The Jackson Hole Symposium happened end of the month with the Fed Chairperson’s remarks being within market expectations that there’s a possibility of higher rates for longer. Powell noted that core inflation is coming off, but the strong labour market is keeping inflation from coming off further- job openings remain high and real wage growth has been higher than inflation. The chairperson made it clear that inflation target will remain at 2%, killing rumours over the past few months that this target may change due to structural issues in the U.S. economy. The Fed will continue to be data dependent as they’ve been for the past year and further rate hikes weren’t ruled out.

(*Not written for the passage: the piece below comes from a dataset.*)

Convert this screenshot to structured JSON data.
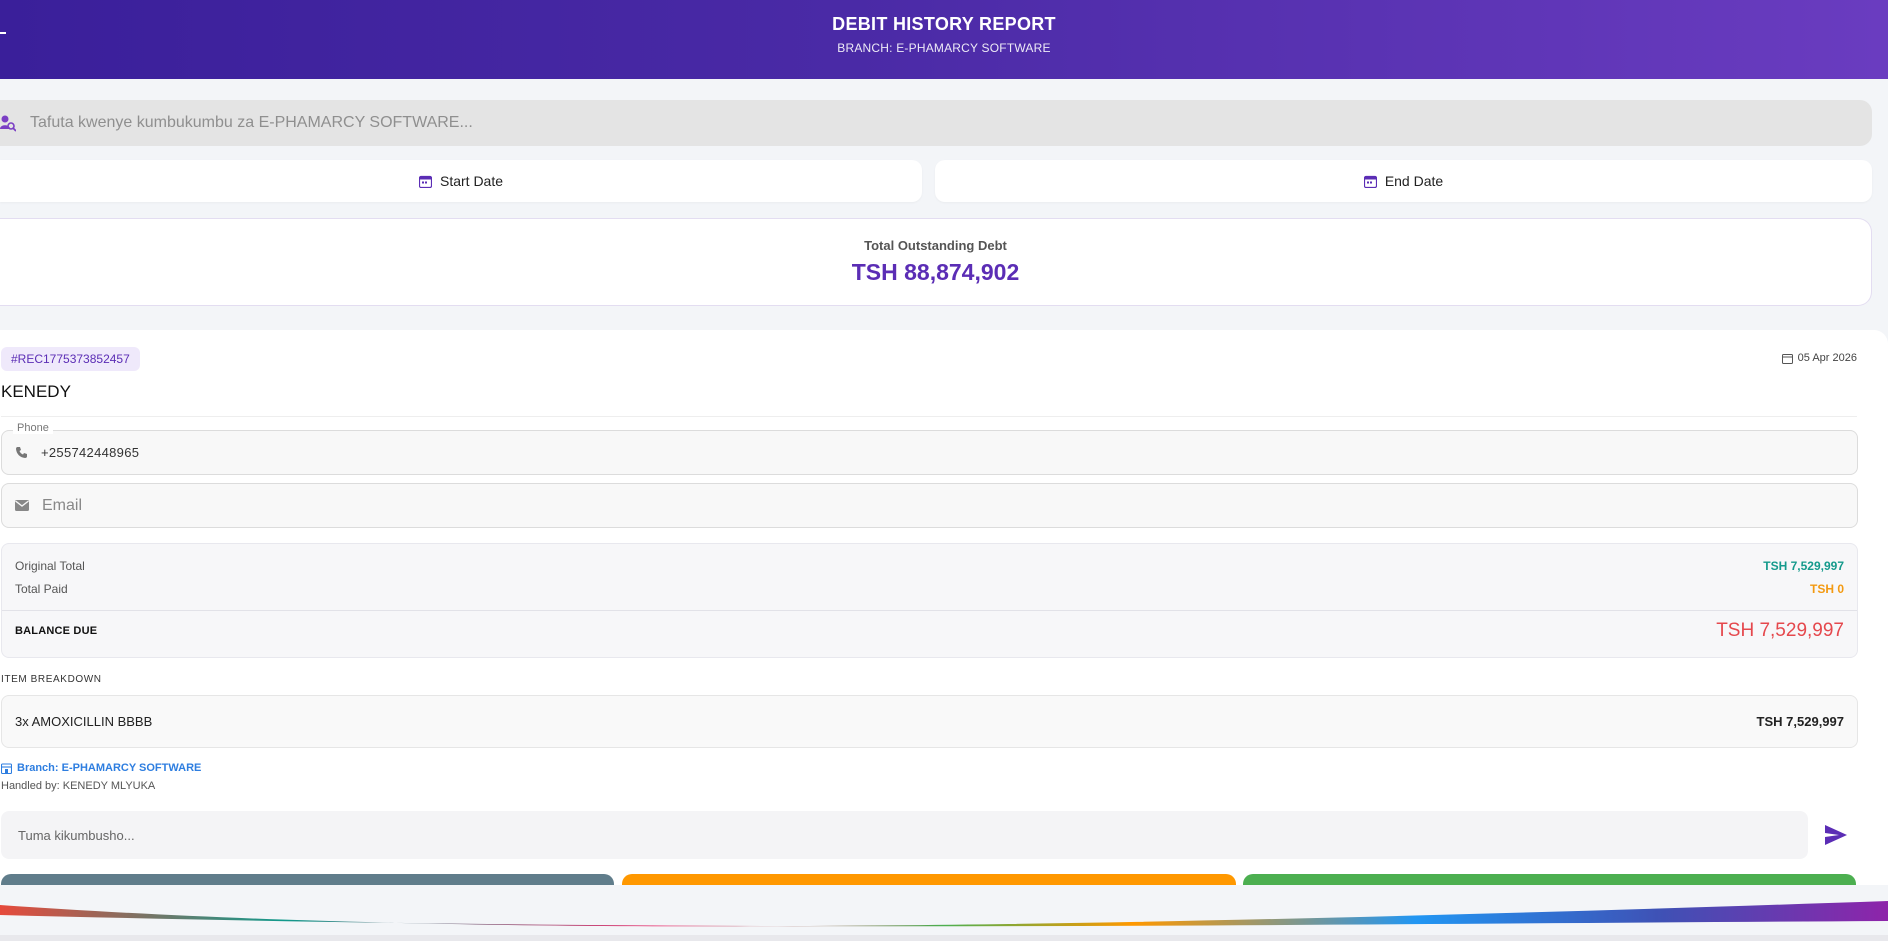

In China, the property crises worsened with Country Garden, their biggest property developer in terms of home sales, struggling to pay off their debt. Moody’s estimates that the company has ¥27bn (c.$3.7bn) of debt due in 2024 alone; while their liabilities are approximately $200bn. As demand for property wanes in China, the story for this once beloved darling has turned into a nightmare with investors waiting for a default from this company amid its liquidity issues. In terms of economic data, it seems that China is in a deflationary period, inflation declined by 0.3% in July year-on-year but was up 0.2% month-on-month. Producer price index declined by 4.5% for July year-on-year and month-on-month this was down 5.4%. This picture shows that pressure the Chinese government is under to add more fiscal stimulus to the economy.

Overall, inflation is declining but risks are still there meaning that rate hikes aren’t completely off the table for the U.S. economy. The scenario currently seems to be higher rates for longer. There’s pressure on the Chinese government to provide more fiscal stimulus to the economy with the weakened consumer demand. In terms of seasonality, September is historically a bad month for equities so investors sentiments maybe more sensitive to bad news during the coming month. The Fed rate decision is on 20 September which will be an important day.